Nous n'en sommes qu'aux préliminaires, mais les lignes directrices sont déjà tracées. Avant que les négociations sur la « paix » entre la Russie et l'Ukraine ne commencent, les propos de JD Vance, en écho à ceux de son volubile président, sont clairs et sans équivoque. Mais il faut d'abord expliquer le cadre de tout ce qui est sur le point de se produire, tant du point de vue du nouveau rapport de force impérialiste que du climat de guerre qui s'aggrave alors que l'on parle de paix. Ce cadre, c'est la crise structurelle que traverse le capitalisme mondial, une crise qui entraîne les économies des grandes puissances impérialistes vers une économie de guerre de plus en plus oppressante. Cela implique un réarmement, même au prix d'une réduction du peu qui reste de la protection sociale et nous rapproche d'une catastrophe humanitaire sans précédent, avec le risque dévastateur d'un conflit plus large.
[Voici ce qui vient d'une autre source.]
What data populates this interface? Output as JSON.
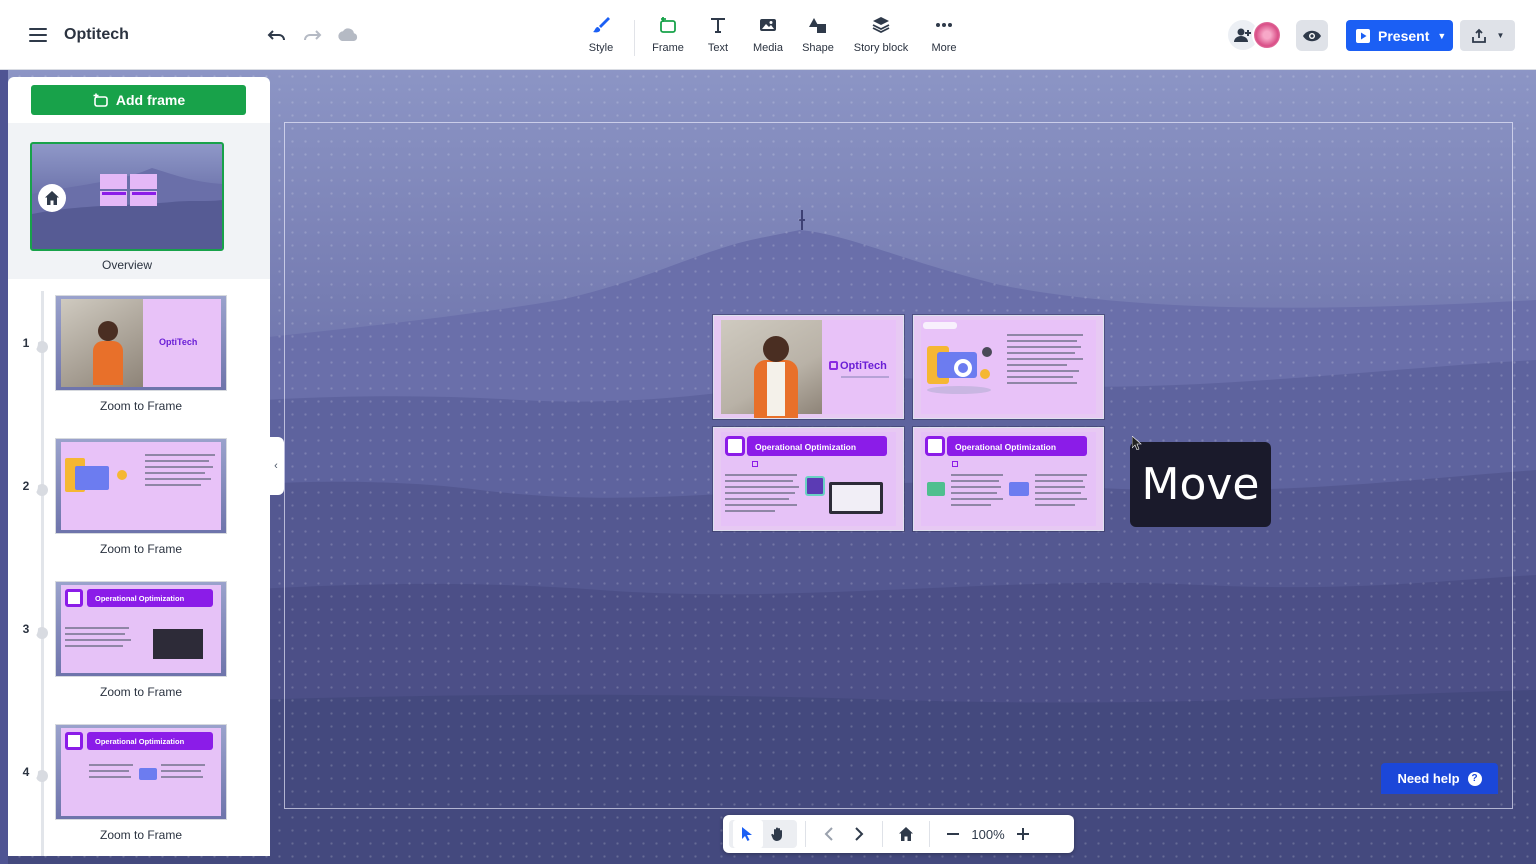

À Munich, alors que l'UE et Zelensky, président de la partie intéressée, n'étaient présents qu'en tant qu'« auditeurs », le vice-président américain s'est immédiatement lancé dans des menaces et des ultimatums, déclarant que les États-Unis ne dépenseraient pas un seul dollar de plus pour la défense de l'Ukraine. Si elle veut poursuivre la guerre contre la Russie, qui se trouve en Europe et non en Amérique, l'Europe doit réfléchir à la manière de le faire et augmenter les impôts pour le réarmement nécessaire (de 2 % à 5 % du PIB). L'époque où le parapluie américain de la défense européenne (OTAN) était toujours ouvert est révolue. C'est maintenant aux 27 pays du vieux continent de mettre la main à la poche.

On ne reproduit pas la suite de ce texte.